You could try to lower the taxes on your poor pops and also activate social reforms like minimum wages to improve the money your poor pops have. Also you should have at least some capitalists in every state where you have factories ( support up to 0.2%, that is enough for the start, they will raise their number then from alone). Capitalists gets uneblievable rich from owning factories and this provides a good chunk of healthy demand in your own country and boosts your economy. I call it "healthy demand" because capitalists can actually afford to buy nearly all the things they demand (which your poor pops most of the time can not, and capitalists, even when on lower numbers demand a lot more goods "per 1 pop". Also you will indirectly loose money (possible tax and capitalists invest money) if the state has absolute no capitalists, because only they can get the sureplus money a factory is making (workers only get a fixed % as wage, and every sureplus money is either lost or goes to the capitalists pocket.
A huge design problem in Victoria IIs economy is that there´s only one world market which means only one price world wide for the products. This can and will lead to situations where your economy is providing f.e. 50t of liquer, your pops need 80t of liquer, but they can afford only 20t of liquer, because every other country on the world is producing too less liquer, so that the price on liquer is raising since years and your own pops can not afford the liquer produced in your own country, although you have tons of it.

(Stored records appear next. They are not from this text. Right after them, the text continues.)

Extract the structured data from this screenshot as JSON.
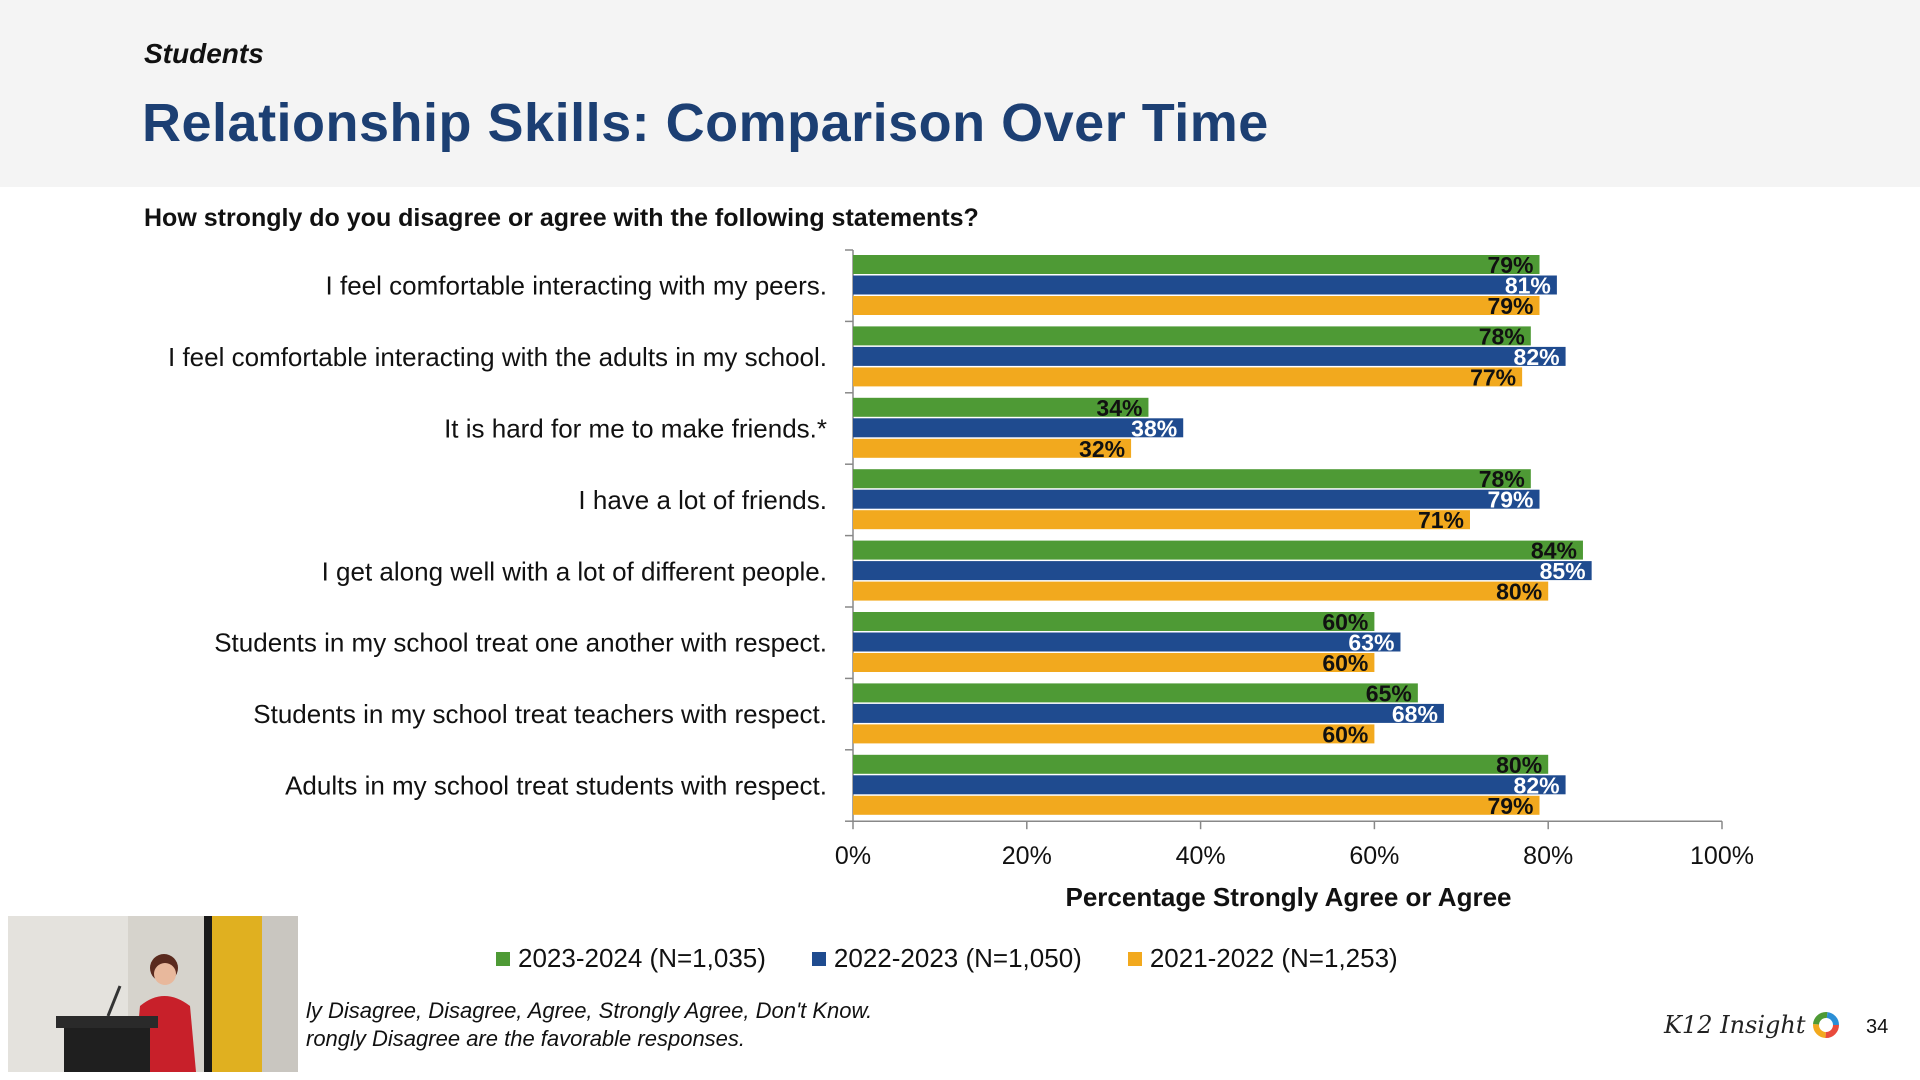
{
  "header": {
    "section": "Students",
    "title": "Relationship Skills: Comparison Over Time"
  },
  "question": "How strongly do you disagree or agree with the following statements?",
  "chart_data": {
    "type": "bar",
    "orientation": "horizontal",
    "categories": [
      "I feel comfortable interacting with my peers.",
      "I feel comfortable interacting with the adults in my school.",
      "It is hard for me to make friends.*",
      "I have a lot of friends.",
      "I get along well with a lot of different people.",
      "Students in my school treat one another with respect.",
      "Students in my school treat teachers with respect.",
      "Adults in my school treat students with respect."
    ],
    "series": [
      {
        "name": "2023-2024 (N=1,035)",
        "color": "#4e9a35",
        "label_color": "#111111",
        "values": [
          79,
          78,
          34,
          78,
          84,
          60,
          65,
          80
        ]
      },
      {
        "name": "2022-2023 (N=1,050)",
        "color": "#1f4b8f",
        "label_color": "#ffffff",
        "values": [
          81,
          82,
          38,
          79,
          85,
          63,
          68,
          82
        ]
      },
      {
        "name": "2021-2022 (N=1,253)",
        "color": "#f2a91e",
        "label_color": "#111111",
        "values": [
          79,
          77,
          32,
          71,
          80,
          60,
          60,
          79
        ]
      }
    ],
    "xlabel": "Percentage Strongly Agree or Agree",
    "xlim": [
      0,
      100
    ],
    "ticks": [
      "0%",
      "20%",
      "40%",
      "60%",
      "80%",
      "100%"
    ],
    "legend_position": "bottom",
    "grid": false
  },
  "footnotes": [
    "ly Disagree, Disagree, Agree, Strongly Agree, Don't Know.",
    "rongly Disagree are the favorable responses."
  ],
  "logo": {
    "text": "K12 Insight",
    "icon": "ring-logo-icon"
  },
  "page_number": "34",
  "video": {
    "icon": "presenter-video-thumbnail"
  }
}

If we ever get Victoria III it must have a local market price, where if you produce a lot of something, the price of this good is going down in your own country, although the price could be raising on the world market, because the other countries are not producing enough. Also an option to simply dictate a price in your own country would be nice, even more nice for communist countries, but also capitalist countries did this from time to time.

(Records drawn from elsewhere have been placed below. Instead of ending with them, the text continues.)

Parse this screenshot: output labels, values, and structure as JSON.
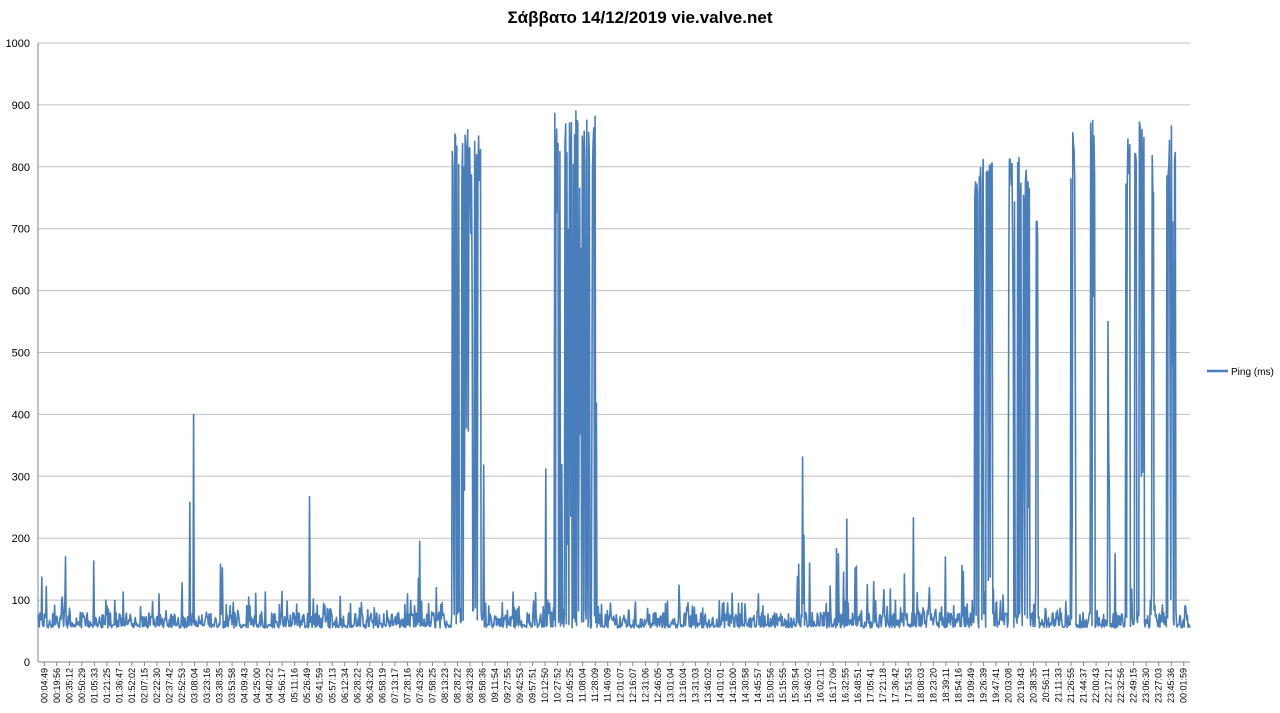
{
  "chart_data": {
    "type": "line",
    "title": "Σάββατο 14/12/2019 vie.valve.net",
    "xlabel": "",
    "ylabel": "",
    "ylim": [
      0,
      1000
    ],
    "yticks": [
      0,
      100,
      200,
      300,
      400,
      500,
      600,
      700,
      800,
      900,
      1000
    ],
    "grid": true,
    "legend_position": "right",
    "color": "#4a7ebb",
    "x_tick_labels": [
      "00:04:49",
      "00:19:56",
      "00:35:12",
      "00:50:29",
      "01:05:33",
      "01:21:25",
      "01:36:47",
      "01:52:02",
      "02:07:15",
      "02:22:30",
      "02:37:42",
      "02:52:53",
      "03:08:04",
      "03:23:16",
      "03:38:35",
      "03:53:58",
      "04:09:43",
      "04:25:00",
      "04:40:22",
      "04:56:17",
      "05:11:16",
      "05:26:49",
      "05:41:59",
      "05:57:13",
      "06:12:34",
      "06:28:22",
      "06:43:20",
      "06:58:19",
      "07:13:17",
      "07:28:16",
      "07:43:26",
      "07:58:25",
      "08:13:23",
      "08:28:22",
      "08:43:28",
      "08:58:36",
      "09:11:54",
      "09:27:55",
      "09:42:53",
      "09:57:51",
      "10:12:50",
      "10:27:52",
      "10:45:25",
      "11:08:04",
      "11:28:09",
      "11:46:09",
      "12:01:07",
      "12:16:07",
      "12:31:06",
      "12:46:05",
      "13:01:04",
      "13:16:04",
      "13:31:03",
      "13:46:02",
      "14:01:01",
      "14:16:00",
      "14:30:58",
      "14:45:57",
      "15:00:56",
      "15:15:55",
      "15:30:54",
      "15:46:02",
      "16:02:11",
      "16:17:09",
      "16:32:55",
      "16:48:51",
      "17:05:41",
      "17:21:18",
      "17:36:42",
      "17:51:53",
      "18:08:03",
      "18:23:20",
      "18:39:11",
      "18:54:16",
      "19:09:49",
      "19:26:39",
      "19:47:41",
      "20:03:08",
      "20:19:43",
      "20:38:35",
      "20:56:11",
      "21:11:33",
      "21:26:55",
      "21:44:37",
      "22:00:43",
      "22:17:21",
      "22:32:56",
      "22:49:15",
      "23:06:30",
      "23:27:03",
      "23:45:36",
      "00:01:59"
    ],
    "series": [
      {
        "name": "Ping (ms)",
        "baseline": [
          55,
          100
        ],
        "spikes": [
          [
            0.9,
            137
          ],
          [
            2.0,
            122
          ],
          [
            5.7,
            105
          ],
          [
            6.4,
            170
          ],
          [
            13.0,
            163
          ],
          [
            20.0,
            113
          ],
          [
            28.4,
            110
          ],
          [
            33.8,
            128
          ],
          [
            35.6,
            258
          ],
          [
            36.4,
            400
          ],
          [
            42.8,
            158
          ],
          [
            43.2,
            152
          ],
          [
            49.4,
            105
          ],
          [
            51.1,
            111
          ],
          [
            53.3,
            113
          ],
          [
            57.2,
            114
          ],
          [
            63.6,
            267
          ],
          [
            64.6,
            102
          ],
          [
            70.9,
            106
          ],
          [
            75.8,
            96
          ],
          [
            86.6,
            110
          ],
          [
            89.1,
            135
          ],
          [
            89.4,
            195
          ],
          [
            93.3,
            120
          ],
          [
            111.4,
            113
          ],
          [
            116.6,
            112
          ],
          [
            119.0,
            312
          ],
          [
            119.4,
            100
          ],
          [
            125.3,
            103
          ],
          [
            150.3,
            124
          ],
          [
            162.7,
            111
          ],
          [
            168.9,
            110
          ],
          [
            178.0,
            138
          ],
          [
            178.3,
            158
          ],
          [
            179.2,
            331
          ],
          [
            179.5,
            205
          ],
          [
            180.9,
            160
          ],
          [
            185.7,
            123
          ],
          [
            187.2,
            183
          ],
          [
            187.6,
            175
          ],
          [
            188.8,
            145
          ],
          [
            189.6,
            231
          ],
          [
            191.5,
            152
          ],
          [
            191.8,
            155
          ],
          [
            194.3,
            125
          ],
          [
            195.8,
            130
          ],
          [
            198.3,
            117
          ],
          [
            199.8,
            118
          ],
          [
            203.0,
            142
          ],
          [
            205.2,
            233
          ],
          [
            206.0,
            112
          ],
          [
            208.9,
            120
          ],
          [
            212.7,
            170
          ],
          [
            216.5,
            156
          ],
          [
            216.9,
            146
          ],
          [
            222.7,
            132
          ],
          [
            223.9,
            118
          ],
          [
            226.2,
            108
          ],
          [
            230.6,
            122
          ],
          [
            233.9,
            112
          ],
          [
            251.1,
            283
          ],
          [
            252.5,
            175
          ],
          [
            256.3,
            118
          ],
          [
            261.0,
            113
          ]
        ],
        "high_bursts": [
          {
            "start": 97.0,
            "end": 104.5,
            "peak": 860,
            "min": 60
          },
          {
            "start": 121.0,
            "end": 131.0,
            "peak": 890,
            "min": 55
          },
          {
            "start": 219.3,
            "end": 223.7,
            "peak": 812,
            "min": 55
          },
          {
            "start": 227.4,
            "end": 232.6,
            "peak": 815,
            "min": 55
          },
          {
            "start": 233.8,
            "end": 234.4,
            "peak": 712,
            "min": 55
          },
          {
            "start": 242.0,
            "end": 243.2,
            "peak": 855,
            "min": 55
          },
          {
            "start": 246.7,
            "end": 247.8,
            "peak": 875,
            "min": 55
          },
          {
            "start": 250.5,
            "end": 251.1,
            "peak": 550,
            "min": 55
          },
          {
            "start": 254.8,
            "end": 256.2,
            "peak": 845,
            "min": 55
          },
          {
            "start": 257.0,
            "end": 259.3,
            "peak": 872,
            "min": 55
          },
          {
            "start": 260.7,
            "end": 261.7,
            "peak": 818,
            "min": 55
          },
          {
            "start": 264.5,
            "end": 266.9,
            "peak": 866,
            "min": 55
          }
        ]
      }
    ]
  }
}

Even better would be to have the prices be calculated per factory instead of per market or country. Then we could have f.e. a factory in Silesia producing steal a lot cheaper then a factory in Hanover, because theres no iron rgo in Hanover, which mean higher transportation costs for the factory in Hanover. This could lead to realistic economy situations where factories will be build from capitalists exactly where the capitalists can make the most money out of it.